Splits, spares and strikes: Bowling deserves spot in Olympics

During a recent Google search under “bowling,” I clicked on Images and found a photo captioned “Bowling in India – Wikipedia.”

OK, that intrigued me, so I had to look it up.

The article listed what it said was every center in India, and I thought it was rather sad you could easily list all 28 – most with four lanes – in a country with a billion people.

But what spurred me on was a link from the photo that showed a lot of other sites, most in foreign languages and some even using Arabic, Hebrew, Chinese and Cyrillic characters.

It reminded me about what I’ve learned over the years is the worldwide popularity of this sport – yes, you can make it a sport if you want or a game if that’s what you prefer. A strike for bowling’s versatility.

But it’s stuck in my craw for 25 years that bowling has never had a fair shake in the Olympics. Bowling was a demonstration sport a quarter century ago at the 1988 Summer Games, with 20 countries competing, according to another Wikipedia entry.

It didn’t get picked up in 1992 or since. What’s bothered me is that some sports with much more regional interest, like equestrian, are perennially in the Olympics.

I remember in 2008 and 2012 watching a little bit of the horses jumping on a steeplechase course with moats and all, but what struck me was that just about every horse and rider was from the U.S., Canada, Australia and three or four countries in Europe.

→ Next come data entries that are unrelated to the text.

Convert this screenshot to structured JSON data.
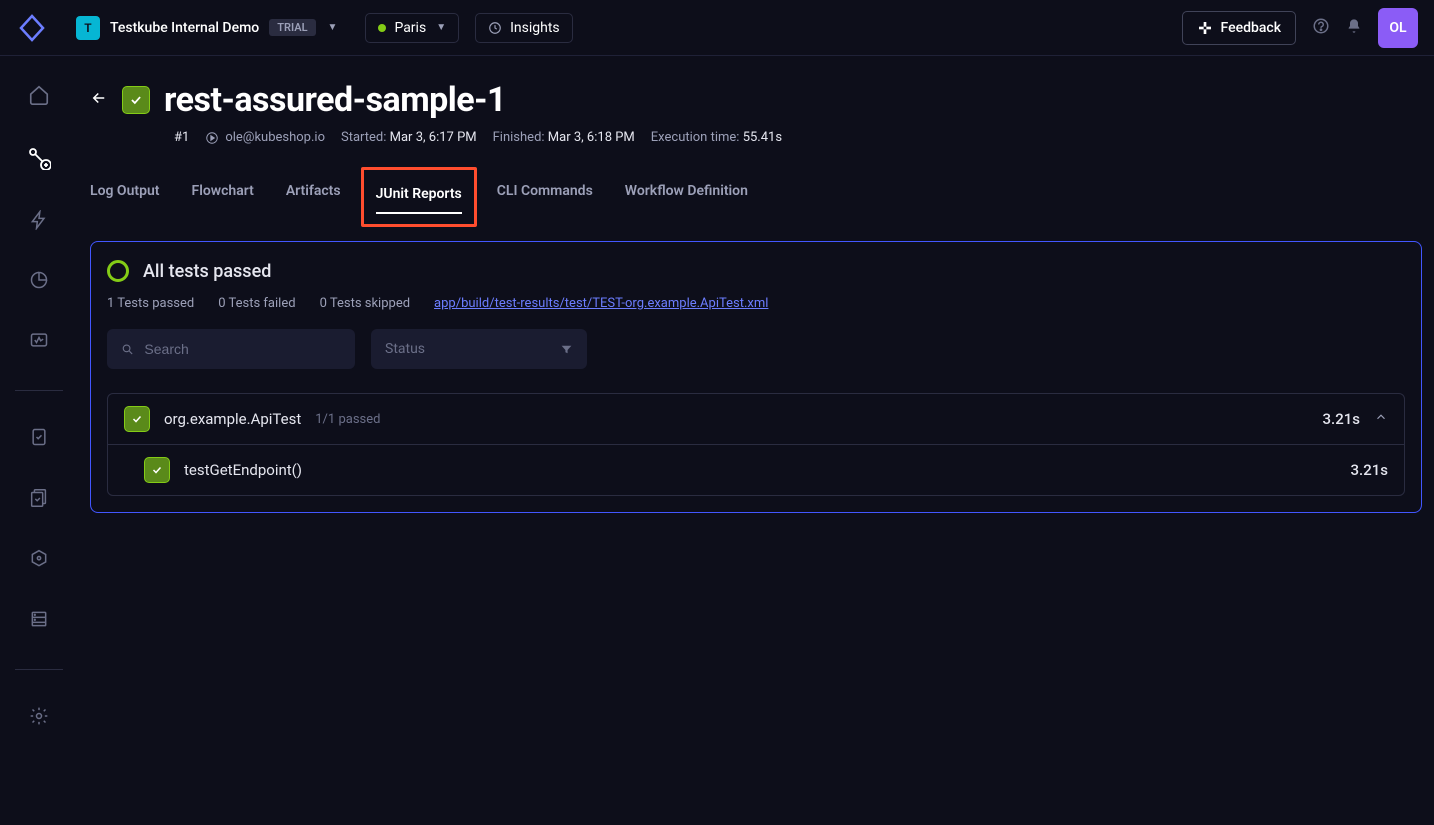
{
  "header": {
    "org_letter": "T",
    "org_name": "Testkube Internal Demo",
    "trial_label": "TRIAL",
    "env_name": "Paris",
    "insights_label": "Insights",
    "feedback_label": "Feedback",
    "user_initials": "OL"
  },
  "page": {
    "title": "rest-assured-sample-1",
    "run_number": "#1",
    "runner": "ole@kubeshop.io",
    "started_label": "Started:",
    "started_value": "Mar 3, 6:17 PM",
    "finished_label": "Finished:",
    "finished_value": "Mar 3, 6:18 PM",
    "exec_label": "Execution time:",
    "exec_value": "55.41s"
  },
  "tabs": {
    "log_output": "Log Output",
    "flowchart": "Flowchart",
    "artifacts": "Artifacts",
    "junit_reports": "JUnit Reports",
    "cli_commands": "CLI Commands",
    "workflow_def": "Workflow Definition"
  },
  "report": {
    "summary_title": "All tests passed",
    "passed": "1 Tests passed",
    "failed": "0 Tests failed",
    "skipped": "0 Tests skipped",
    "file_link": "app/build/test-results/test/TEST-org.example.ApiTest.xml",
    "search_placeholder": "Search",
    "status_label": "Status",
    "suite": {
      "name": "org.example.ApiTest",
      "count": "1/1 passed",
      "time": "3.21s"
    },
    "tests": [
      {
        "name": "testGetEndpoint()",
        "time": "3.21s"
      }
    ]
  }
}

Other sports are like that, too.

There are people competing at a high level in bowling all over Europe, South America, the Mideast and especially eastern Asia in countries like Japan, South Korea, the Philippines and Malaysia.

And without an Olympics to spur interest.

The image from a bowling show that has stuck with me the most over the years was at a Far East tournament that somehow made it on TV and included Americans and the guy I remember who I believe was from Singapore.

What made it stand out was his style, what’s called the helicopter release. It’s basically a spinner, the bowling ball version of a top, that child’s toy that spins real fast on a table or along the floor until it runs out of momentum and falls over.

For me, a prototypical American bowler, this helicopter technique was crazy. It was heresy. But it was amazingly intriguing. I’ve tried it out a few times in practice with absolutely no success.

The idea, I was told by the commentators, was to take a 10- or 12-pound ball and release it with all this spin. Being a lighter ball, you throw it fast and it doesn’t hook at all.

It doesn’t matter if the ball hits the right side of the head pin, the left side or square on the nose. Every hit just sends pins flying.

Which is what happened on the TV show. In parts of the world where lanes are all beat up or oil conditioner is inconsistent, it takes all that lane maintenance out of the equation.

From what I understand, it’s harder to put long strings of strikes together, but under low-scoring conditions, you’re just looking to get close to 200 anyway.

That’s just one of the innovations people in other parts of the world have made with bowling. I’d love to see it recognized in the Olympics again some day.

Now on to The Mining Journal Bowlers of the Week for Nov. 1-7:

The big star is Norine Maki of Republic in the T&T Ladies League at Country Lanes. League secretary Kris LaForge said she’s “bowled for 45 years straight” and shot 161 pins over her 122 average with a 527 series on games of 169, 184 and 174.

The next highest ladies both came from the Tuesday Night Mixed at Superior Lanes. Amanda Sobczak was 101 over her 96 average with 389 including a 157 high game, while Kimberly Thompson was 99 over her 124 mean with 471 and 194 best.

For the guys, Andy Buckmaster shot 136 over his 198 average with 730 on games of 260, 257 and 213 in the Wednesday Industrial at Superior. Next were two bowlers from the Monday Northern Electric Automotive Industrial League at Country – Northern Michigan University women’s basketball coach Troy Mattson went 116 over his 176 average with 644 and a 245 high, while Joel Vickstrom was 114 over his 180 average with 654 and a 244.